Bei dieser Ansicht vom Genfer See handelt es sich um eine kolorierte Umrissradierung, die für die wachsende Zahl von Alpen-Touristen damals in Mode waren. Die Malerei suggeriert, dass es sich hier um ein malerisches Unikat handelt, die darunterliegende Radierung ermöglicht Masseproduktion. Nur bei genauem Vergleich sind die Unterschiede zwischen diesem und einem weiteren Exemplar dieses Motivs in der Sammlung des Prenzlauer Museums zu erkennen. Das Besondere der Hackertschen Umrissradierungen sind ihre sehr dünne und feine Radierlinie.
Carl Ludwig Hackert (1751-1798) ist der vielleicht unglücklichste der Hackert-Brüder, auch er im Schatten seines berühmten Bruders Jakob Philipp stehend, mehr als zehn Jahre jünger als dieser. Auch Carl Ludwig erhielt seine erste Ausbildung in Prenzlau und Berlin und folgte dann 1772 seinem Bruder nach Italien, und zwar an der Seite seines älteren Bruders Friedrich Wilhelm (1748-1780). Kurz darauf versuchte er allein in der Schweiz sein Glück mit Gouachen und kolorierten Umrissradierungen von Schweiz-Ansichten, vor allem aus der Umgebung von Genf und Lausanne.

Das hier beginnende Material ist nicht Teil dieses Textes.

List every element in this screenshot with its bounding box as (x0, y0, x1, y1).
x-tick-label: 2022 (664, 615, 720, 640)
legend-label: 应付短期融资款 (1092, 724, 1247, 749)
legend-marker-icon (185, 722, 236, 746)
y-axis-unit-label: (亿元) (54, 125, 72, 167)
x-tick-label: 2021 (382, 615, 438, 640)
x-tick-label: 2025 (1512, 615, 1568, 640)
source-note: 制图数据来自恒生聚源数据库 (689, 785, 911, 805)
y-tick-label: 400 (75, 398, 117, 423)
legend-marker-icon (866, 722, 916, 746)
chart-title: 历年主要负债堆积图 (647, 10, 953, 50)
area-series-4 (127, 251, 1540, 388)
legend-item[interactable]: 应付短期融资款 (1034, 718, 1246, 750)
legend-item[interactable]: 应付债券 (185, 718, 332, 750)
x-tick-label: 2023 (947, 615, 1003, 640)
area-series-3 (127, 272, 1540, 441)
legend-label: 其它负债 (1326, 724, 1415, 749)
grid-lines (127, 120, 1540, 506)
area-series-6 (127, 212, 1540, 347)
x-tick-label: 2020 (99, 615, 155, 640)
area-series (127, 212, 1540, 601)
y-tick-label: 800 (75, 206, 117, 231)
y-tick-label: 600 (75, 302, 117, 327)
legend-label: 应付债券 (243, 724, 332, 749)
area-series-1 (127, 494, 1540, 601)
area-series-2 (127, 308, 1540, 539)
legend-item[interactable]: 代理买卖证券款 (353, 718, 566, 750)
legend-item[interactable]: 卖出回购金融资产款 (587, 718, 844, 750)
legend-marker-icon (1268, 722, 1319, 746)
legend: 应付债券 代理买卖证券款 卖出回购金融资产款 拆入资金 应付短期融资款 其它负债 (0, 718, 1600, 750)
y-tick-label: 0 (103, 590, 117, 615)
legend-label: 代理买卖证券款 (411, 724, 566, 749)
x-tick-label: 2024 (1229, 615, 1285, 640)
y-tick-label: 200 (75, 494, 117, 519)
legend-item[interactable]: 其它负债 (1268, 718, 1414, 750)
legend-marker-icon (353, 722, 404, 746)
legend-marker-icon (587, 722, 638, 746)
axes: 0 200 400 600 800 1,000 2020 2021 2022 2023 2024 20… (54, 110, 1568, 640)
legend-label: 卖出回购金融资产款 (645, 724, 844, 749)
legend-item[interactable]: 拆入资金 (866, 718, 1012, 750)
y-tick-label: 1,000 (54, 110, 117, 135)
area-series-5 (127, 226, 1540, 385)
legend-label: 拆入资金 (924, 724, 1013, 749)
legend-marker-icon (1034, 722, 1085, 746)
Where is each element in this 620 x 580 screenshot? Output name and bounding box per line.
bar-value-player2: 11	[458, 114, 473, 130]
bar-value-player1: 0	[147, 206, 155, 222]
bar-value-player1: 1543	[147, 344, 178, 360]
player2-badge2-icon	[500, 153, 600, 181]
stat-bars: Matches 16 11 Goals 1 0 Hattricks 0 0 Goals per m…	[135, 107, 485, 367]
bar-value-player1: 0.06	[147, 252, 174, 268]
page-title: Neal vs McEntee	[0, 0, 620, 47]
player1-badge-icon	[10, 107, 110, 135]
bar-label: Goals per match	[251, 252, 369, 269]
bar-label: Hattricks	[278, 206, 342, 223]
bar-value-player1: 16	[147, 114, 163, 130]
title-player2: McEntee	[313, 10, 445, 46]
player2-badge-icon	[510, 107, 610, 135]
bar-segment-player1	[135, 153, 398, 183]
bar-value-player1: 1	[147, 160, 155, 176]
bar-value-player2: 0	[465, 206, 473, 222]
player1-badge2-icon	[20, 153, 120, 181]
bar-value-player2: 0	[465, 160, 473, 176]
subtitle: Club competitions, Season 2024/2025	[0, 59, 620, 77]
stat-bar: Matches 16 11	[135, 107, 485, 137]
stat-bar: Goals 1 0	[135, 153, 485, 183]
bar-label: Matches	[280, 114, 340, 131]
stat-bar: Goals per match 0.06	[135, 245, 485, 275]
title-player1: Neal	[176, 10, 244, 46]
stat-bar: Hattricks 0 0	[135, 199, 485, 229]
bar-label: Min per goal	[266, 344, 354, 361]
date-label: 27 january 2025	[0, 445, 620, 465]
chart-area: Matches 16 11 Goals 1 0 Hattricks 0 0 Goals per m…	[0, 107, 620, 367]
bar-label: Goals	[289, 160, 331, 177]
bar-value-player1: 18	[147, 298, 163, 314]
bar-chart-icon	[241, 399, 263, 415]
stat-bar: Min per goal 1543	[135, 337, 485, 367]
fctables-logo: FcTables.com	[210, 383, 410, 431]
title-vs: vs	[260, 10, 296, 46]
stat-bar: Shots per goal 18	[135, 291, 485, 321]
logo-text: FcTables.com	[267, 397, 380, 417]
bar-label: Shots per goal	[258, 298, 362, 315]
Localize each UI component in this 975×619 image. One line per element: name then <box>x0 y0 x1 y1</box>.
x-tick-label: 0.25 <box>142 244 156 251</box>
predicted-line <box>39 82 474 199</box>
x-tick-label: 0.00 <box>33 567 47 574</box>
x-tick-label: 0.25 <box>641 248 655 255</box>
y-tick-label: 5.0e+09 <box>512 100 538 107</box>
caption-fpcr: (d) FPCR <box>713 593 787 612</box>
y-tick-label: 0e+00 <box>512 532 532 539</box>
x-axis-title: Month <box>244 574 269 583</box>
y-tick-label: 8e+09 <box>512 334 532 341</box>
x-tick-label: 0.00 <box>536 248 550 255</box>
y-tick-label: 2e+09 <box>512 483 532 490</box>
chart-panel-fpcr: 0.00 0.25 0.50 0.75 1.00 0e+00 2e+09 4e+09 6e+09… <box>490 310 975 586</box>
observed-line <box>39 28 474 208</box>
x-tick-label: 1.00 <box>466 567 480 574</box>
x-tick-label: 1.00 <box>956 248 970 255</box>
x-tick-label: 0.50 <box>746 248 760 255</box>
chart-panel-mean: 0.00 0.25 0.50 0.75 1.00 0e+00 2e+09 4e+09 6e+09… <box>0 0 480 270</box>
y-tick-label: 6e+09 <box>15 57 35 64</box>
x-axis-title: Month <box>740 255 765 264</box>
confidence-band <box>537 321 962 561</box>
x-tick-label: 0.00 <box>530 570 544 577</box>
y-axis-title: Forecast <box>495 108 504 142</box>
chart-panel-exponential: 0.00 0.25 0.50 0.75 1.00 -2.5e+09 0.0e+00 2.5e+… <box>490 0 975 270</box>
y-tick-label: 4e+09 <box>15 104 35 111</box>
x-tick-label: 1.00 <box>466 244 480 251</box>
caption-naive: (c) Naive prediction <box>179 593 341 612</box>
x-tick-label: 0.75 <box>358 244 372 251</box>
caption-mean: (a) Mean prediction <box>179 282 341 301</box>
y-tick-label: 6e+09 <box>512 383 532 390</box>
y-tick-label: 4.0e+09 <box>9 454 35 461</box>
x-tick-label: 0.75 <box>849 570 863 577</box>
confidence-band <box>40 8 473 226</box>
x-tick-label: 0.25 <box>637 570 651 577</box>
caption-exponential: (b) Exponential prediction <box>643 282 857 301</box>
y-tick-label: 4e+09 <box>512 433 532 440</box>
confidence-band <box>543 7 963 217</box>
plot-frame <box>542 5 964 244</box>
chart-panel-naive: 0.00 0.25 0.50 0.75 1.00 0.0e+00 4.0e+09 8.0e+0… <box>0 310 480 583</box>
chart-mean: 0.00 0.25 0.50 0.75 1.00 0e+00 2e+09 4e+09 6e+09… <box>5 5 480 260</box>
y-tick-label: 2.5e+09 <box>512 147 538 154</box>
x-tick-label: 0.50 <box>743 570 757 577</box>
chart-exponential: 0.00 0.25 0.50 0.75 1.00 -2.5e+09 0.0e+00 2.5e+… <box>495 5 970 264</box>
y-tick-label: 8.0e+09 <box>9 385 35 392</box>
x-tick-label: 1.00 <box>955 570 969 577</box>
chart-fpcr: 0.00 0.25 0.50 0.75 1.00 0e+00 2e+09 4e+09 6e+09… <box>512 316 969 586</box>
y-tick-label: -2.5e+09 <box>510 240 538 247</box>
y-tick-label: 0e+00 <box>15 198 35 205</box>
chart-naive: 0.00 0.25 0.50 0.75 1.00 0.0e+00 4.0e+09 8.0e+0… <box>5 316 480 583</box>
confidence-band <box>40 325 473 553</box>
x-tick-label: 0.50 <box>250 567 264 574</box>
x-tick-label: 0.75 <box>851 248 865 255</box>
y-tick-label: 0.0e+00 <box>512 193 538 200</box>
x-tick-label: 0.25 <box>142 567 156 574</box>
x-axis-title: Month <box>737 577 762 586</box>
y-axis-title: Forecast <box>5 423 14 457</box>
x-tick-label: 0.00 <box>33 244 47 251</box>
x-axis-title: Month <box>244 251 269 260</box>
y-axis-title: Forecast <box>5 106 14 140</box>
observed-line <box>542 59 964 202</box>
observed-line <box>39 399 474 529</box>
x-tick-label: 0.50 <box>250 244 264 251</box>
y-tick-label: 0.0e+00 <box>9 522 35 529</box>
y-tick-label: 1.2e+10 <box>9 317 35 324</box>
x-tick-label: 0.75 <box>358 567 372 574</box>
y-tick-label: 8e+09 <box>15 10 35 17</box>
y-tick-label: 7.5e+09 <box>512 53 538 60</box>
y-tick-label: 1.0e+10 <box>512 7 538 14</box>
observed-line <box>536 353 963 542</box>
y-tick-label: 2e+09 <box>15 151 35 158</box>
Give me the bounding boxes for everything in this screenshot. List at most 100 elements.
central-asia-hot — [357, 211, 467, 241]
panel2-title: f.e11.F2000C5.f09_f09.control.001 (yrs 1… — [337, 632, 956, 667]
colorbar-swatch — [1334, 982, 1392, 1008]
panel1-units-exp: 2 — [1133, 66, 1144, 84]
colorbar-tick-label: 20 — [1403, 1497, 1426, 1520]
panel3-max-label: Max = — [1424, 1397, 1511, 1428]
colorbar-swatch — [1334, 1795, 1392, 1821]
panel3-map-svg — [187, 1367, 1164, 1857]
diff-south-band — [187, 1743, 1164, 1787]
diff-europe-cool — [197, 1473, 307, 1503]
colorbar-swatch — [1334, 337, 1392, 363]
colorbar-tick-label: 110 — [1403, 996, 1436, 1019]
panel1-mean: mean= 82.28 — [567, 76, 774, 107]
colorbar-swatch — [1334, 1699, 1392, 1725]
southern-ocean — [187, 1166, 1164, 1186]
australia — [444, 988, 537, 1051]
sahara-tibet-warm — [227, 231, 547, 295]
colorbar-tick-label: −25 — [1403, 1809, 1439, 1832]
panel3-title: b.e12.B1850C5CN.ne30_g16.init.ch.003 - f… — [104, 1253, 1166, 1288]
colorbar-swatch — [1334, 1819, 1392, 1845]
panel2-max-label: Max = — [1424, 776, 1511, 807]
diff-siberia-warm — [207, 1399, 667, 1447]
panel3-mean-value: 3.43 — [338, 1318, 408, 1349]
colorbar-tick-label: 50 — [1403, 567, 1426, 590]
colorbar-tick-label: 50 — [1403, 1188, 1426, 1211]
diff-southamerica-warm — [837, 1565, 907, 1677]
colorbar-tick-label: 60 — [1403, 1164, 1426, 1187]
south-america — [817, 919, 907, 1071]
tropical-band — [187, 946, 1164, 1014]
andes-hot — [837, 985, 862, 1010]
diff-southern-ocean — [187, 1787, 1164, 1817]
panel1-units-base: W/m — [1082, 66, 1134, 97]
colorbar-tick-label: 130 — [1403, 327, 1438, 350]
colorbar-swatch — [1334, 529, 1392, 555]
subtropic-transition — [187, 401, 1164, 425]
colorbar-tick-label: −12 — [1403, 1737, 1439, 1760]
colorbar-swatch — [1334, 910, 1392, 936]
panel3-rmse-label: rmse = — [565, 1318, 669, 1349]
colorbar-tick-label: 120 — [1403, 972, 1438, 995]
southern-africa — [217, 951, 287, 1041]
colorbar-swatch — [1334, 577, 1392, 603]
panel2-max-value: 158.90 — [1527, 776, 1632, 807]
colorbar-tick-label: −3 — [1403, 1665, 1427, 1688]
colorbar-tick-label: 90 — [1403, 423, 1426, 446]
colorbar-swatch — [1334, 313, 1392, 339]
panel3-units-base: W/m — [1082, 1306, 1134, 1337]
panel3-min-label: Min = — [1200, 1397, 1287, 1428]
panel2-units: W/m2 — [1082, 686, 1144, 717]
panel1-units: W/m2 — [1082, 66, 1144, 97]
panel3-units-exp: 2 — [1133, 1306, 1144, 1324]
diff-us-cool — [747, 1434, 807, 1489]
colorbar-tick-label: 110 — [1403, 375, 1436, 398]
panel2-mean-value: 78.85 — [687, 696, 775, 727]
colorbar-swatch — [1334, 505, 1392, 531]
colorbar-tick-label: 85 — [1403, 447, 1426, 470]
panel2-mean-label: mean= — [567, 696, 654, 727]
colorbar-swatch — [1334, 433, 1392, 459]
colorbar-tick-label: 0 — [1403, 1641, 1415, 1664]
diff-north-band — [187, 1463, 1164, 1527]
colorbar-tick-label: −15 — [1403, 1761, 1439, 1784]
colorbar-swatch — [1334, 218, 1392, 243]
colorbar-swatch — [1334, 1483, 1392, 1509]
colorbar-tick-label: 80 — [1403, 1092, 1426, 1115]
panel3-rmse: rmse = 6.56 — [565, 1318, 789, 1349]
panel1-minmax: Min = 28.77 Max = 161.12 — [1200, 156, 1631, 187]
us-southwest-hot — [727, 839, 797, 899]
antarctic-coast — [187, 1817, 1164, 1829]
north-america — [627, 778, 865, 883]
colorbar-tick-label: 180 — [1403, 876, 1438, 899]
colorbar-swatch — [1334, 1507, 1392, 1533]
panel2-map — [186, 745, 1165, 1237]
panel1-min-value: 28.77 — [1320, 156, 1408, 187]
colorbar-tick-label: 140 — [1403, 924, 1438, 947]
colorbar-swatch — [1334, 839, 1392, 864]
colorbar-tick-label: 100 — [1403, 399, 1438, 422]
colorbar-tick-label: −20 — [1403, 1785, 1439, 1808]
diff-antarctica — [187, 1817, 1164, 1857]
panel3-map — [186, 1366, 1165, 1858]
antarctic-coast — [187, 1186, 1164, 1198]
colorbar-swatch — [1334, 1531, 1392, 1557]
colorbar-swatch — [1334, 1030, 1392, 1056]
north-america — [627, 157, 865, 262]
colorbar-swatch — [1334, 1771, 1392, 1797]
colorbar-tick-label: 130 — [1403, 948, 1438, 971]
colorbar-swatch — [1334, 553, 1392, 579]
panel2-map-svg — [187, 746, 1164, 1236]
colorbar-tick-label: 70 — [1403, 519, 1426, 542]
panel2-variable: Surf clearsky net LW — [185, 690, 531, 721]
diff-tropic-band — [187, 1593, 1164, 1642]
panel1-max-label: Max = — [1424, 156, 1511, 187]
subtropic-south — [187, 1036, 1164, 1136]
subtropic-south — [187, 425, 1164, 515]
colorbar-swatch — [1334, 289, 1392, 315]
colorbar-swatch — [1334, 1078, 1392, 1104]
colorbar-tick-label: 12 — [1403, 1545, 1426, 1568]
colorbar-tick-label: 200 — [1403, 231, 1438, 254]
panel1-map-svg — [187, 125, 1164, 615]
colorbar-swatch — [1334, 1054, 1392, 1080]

Diese Ansichten waren Souvenirs für eine wachsende Zahl von Alpen-Touristen, wobei Carl Ludwig hier mit großen Formaten auf finanzkräftige unter ihnen spekulierte. Aber das Unternehmen war finanziell nicht sehr erfolgreich, ein Besuch beim Bruder in Neapel 1789 stand im Zeichen von finanzieller Unterstützung durch diesen. In der Landschaft, die er künstlerisch immer wieder dargestellt hat, bei Morges am Nordufer des Genfer Sees, etwa 10 km westlich von Lausanne, beging er im Oktober 1798 Selbstmord. Nur einzelne Gemälde und nicht mehr als zwanzig Motive in Gouache oder Umrissradierung sind bisher von ihm nachgewiesen.
Dieses Blatt, bereits vor 1945 in der Sammlung, ist in der Dauerausstellung zu besichtigen, die Bezeichnung Mi. u. in der Darstellung "Carl Hackert fe:" ist dabei im Rahmen versteckt. Für den Schutz des Blattes vor UV-Strahlung wurde Schutzfolie an den Fenstern und auf dem Bilderglas aufgebracht.